Intel India CEO Gokul Subramaniam said on January 24, 2026 that the company is working on architectures like confidential computing to secure AI models and data as India implements its Digital Personal Data Protection law. He argued India’s AI growth should be driven by privacy and heterogeneous, affordable compute across cloud, edge and PCs.
This article aggregates reporting from 1 news source. The TL;DR is AI-generated from original reporting. Race to AGI's analysis provides editorial context on implications for AGI development.

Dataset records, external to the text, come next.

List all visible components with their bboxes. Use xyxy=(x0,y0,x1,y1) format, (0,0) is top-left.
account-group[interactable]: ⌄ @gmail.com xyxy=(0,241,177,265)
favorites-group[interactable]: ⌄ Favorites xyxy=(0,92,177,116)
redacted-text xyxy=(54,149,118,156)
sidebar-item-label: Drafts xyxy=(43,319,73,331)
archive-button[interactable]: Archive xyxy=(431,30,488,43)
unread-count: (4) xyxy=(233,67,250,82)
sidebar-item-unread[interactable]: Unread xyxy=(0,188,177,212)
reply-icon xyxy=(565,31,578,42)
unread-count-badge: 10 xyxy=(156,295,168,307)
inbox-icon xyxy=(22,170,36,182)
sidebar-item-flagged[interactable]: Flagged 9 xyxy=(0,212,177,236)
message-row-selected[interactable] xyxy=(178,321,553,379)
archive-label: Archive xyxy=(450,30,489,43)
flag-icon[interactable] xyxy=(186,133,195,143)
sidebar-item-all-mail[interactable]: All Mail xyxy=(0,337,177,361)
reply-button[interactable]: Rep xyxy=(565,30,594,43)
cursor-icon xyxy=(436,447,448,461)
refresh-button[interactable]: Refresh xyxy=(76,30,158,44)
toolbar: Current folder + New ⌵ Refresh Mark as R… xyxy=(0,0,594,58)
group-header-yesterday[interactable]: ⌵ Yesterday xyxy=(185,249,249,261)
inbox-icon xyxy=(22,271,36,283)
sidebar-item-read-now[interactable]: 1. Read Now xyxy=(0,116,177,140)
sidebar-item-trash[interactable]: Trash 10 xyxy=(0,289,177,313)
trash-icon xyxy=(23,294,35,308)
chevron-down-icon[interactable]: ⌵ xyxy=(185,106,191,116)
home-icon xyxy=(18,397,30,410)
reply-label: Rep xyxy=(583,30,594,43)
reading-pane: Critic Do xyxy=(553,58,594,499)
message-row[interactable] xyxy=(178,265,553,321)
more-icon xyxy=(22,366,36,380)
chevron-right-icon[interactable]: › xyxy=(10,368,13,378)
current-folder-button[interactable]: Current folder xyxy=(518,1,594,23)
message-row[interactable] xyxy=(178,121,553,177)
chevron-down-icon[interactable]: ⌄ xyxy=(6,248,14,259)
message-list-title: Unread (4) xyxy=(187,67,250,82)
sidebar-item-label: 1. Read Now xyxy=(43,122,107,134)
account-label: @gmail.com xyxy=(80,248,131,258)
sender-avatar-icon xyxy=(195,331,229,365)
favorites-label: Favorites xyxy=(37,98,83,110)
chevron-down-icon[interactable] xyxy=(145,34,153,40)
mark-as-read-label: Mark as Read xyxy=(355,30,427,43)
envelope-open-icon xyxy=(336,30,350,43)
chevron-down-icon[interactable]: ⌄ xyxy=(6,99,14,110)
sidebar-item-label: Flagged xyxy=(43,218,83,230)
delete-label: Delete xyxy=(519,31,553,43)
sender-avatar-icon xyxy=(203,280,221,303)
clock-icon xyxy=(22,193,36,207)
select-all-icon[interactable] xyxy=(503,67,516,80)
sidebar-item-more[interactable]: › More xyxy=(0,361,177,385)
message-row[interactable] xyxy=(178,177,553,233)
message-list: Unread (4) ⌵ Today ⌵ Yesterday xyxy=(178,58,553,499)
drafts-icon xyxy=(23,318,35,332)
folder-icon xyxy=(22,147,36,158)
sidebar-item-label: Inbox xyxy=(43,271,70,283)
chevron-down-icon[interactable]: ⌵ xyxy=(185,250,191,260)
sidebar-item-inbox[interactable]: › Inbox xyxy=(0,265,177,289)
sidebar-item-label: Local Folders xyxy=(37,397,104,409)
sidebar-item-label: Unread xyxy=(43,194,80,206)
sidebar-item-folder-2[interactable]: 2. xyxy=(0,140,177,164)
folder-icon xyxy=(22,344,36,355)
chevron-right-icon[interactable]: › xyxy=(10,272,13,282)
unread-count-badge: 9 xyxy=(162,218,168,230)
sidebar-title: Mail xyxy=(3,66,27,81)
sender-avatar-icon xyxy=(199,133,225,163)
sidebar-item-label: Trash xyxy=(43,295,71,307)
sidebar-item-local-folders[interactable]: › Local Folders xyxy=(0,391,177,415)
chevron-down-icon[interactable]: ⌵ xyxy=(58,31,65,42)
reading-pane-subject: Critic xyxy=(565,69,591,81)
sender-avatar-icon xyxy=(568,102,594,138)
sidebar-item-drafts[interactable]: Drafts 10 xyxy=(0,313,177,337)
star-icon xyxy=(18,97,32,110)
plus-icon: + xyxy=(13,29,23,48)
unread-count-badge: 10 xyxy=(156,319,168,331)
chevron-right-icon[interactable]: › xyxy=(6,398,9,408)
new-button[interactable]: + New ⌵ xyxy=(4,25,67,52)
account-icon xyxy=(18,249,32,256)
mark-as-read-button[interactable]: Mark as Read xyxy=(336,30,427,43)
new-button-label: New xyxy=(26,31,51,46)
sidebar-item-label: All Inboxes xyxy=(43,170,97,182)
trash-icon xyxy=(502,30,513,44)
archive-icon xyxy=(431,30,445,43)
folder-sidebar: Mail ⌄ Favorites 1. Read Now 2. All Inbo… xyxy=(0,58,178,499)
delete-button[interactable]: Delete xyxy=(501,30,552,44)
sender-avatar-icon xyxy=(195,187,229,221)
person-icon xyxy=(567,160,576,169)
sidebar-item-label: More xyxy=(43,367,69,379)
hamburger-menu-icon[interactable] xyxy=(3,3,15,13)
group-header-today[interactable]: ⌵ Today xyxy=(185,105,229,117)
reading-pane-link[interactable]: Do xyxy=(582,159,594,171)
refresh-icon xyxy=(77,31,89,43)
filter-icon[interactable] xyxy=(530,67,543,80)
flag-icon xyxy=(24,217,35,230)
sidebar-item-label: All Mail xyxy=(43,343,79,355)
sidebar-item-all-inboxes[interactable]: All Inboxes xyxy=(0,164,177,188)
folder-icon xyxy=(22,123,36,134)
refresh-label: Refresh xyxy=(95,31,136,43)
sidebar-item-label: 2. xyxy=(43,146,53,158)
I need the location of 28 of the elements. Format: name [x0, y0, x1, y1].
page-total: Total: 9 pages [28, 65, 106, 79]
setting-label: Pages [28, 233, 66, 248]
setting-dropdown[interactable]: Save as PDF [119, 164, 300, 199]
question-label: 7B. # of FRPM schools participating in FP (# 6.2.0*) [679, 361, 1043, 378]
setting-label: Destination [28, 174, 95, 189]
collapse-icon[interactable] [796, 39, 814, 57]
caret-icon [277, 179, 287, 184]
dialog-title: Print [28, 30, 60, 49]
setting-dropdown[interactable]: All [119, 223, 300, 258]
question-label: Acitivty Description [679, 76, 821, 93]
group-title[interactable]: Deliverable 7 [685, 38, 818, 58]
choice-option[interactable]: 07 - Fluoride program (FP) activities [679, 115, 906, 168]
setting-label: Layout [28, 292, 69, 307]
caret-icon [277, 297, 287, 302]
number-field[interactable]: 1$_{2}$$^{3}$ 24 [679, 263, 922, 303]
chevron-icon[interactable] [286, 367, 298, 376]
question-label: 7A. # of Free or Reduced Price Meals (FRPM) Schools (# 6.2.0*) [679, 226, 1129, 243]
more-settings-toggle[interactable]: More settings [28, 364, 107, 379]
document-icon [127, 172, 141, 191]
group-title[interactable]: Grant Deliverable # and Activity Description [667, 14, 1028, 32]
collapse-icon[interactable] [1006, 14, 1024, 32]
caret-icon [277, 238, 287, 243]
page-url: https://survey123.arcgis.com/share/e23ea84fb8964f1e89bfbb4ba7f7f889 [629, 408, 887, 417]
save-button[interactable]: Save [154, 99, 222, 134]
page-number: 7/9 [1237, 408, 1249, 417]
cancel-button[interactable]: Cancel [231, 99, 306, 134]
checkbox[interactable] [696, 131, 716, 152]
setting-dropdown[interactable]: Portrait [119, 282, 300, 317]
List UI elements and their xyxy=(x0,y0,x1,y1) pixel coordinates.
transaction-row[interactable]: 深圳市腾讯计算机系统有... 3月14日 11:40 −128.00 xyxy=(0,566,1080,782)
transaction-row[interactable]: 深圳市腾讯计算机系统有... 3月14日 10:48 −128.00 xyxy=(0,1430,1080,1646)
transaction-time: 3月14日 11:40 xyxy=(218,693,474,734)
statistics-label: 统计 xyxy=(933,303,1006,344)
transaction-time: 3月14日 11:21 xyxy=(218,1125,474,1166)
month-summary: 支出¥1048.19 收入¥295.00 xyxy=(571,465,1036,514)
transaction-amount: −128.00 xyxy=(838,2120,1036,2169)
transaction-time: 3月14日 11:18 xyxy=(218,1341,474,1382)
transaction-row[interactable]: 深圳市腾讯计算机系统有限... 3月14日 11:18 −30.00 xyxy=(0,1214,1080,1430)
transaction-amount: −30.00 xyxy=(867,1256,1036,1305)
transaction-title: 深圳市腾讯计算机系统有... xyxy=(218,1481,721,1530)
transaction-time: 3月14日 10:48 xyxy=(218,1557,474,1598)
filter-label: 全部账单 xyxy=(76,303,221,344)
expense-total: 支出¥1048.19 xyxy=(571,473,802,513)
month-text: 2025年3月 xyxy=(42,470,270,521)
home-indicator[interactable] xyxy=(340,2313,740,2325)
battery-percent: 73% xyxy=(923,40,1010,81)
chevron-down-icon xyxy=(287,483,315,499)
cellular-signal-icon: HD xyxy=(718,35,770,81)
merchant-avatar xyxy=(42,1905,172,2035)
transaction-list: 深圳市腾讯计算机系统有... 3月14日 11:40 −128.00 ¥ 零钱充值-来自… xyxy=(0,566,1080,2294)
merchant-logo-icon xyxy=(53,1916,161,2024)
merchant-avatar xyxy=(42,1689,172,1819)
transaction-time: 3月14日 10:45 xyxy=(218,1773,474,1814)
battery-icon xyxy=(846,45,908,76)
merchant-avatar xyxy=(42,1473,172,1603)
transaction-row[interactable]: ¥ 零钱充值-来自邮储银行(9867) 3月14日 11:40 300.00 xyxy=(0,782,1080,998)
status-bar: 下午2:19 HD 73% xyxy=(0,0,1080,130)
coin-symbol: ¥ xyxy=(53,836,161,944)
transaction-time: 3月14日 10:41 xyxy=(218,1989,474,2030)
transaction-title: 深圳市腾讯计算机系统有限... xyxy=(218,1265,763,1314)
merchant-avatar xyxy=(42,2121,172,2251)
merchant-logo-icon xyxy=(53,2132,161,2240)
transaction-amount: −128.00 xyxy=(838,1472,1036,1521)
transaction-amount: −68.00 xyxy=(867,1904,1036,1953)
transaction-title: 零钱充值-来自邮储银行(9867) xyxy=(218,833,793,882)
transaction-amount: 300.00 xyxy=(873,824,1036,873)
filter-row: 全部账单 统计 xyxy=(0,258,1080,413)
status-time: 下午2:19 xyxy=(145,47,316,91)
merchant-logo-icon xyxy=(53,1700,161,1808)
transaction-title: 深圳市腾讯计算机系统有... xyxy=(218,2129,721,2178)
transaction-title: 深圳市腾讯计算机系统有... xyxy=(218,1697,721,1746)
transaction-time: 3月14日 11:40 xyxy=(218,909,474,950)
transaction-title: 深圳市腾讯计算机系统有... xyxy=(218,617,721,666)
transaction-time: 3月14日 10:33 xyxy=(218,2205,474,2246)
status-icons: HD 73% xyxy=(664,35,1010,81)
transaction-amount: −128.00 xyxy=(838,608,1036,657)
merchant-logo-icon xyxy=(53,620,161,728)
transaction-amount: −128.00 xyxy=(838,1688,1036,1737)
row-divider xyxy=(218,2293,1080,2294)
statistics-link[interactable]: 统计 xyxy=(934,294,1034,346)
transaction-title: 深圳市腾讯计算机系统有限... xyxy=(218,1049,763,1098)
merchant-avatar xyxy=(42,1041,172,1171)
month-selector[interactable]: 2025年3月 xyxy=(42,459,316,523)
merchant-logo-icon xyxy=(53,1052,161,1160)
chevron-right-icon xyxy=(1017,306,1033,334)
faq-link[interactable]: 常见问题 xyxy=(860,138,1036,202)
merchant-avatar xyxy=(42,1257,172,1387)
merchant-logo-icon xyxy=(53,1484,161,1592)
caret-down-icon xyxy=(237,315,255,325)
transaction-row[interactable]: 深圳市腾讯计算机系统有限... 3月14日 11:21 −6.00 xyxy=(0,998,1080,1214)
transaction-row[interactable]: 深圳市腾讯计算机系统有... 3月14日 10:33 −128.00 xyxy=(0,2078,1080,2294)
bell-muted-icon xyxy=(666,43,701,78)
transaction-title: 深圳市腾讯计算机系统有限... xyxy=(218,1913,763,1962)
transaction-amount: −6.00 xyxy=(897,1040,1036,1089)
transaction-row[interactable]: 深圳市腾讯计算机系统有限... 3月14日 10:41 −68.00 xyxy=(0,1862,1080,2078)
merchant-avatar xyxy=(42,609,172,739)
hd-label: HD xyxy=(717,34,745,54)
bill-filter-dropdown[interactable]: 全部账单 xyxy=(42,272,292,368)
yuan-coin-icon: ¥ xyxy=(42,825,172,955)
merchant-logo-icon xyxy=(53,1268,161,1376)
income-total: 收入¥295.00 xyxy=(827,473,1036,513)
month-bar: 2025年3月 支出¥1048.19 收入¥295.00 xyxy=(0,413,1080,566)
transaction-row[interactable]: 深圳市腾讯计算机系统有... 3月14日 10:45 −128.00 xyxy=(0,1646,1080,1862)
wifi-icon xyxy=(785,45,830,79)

Intel using India’s new data‑protection regime as a platform to talk about confidential computing and secure AI workloads is more than corporate messaging. It shows how hardware vendors are trying to bake regulatory expectations—around privacy, governance and data residency—directly into their silicon and platform roadmaps. If India insists that high‑value AI workloads respect strong DPDP constraints, the easiest path for many enterprises will be to run on chips and platforms that can prove isolation, attestation and auditability by design. ([telecom.economictimes.indiatimes.com](https://telecom.economictimes.indiatimes.com/amp/news/devices/intel-india-calls-for-privacy-driven-ai-growth-as-centre-advances-data-protection-laws/127358331))
In the race to AGI, this shift toward “compliance‑native” infrastructure will not slow core research at frontier labs, but it will shape how quickly and widely powerful models get embedded into public services, banking and healthcare in a market of 1.4 billion people. Intel’s emphasis on heterogeneous, affordable compute—from data centers to low‑cost edge devices—also hints at a future where a lot of Indian AI runs locally, not just in Western hyperscale clouds. That could, over time, create a parallel ecosystem of DPDP‑aligned models and tools that are optimized for India’s constraints rather than Silicon Valley’s.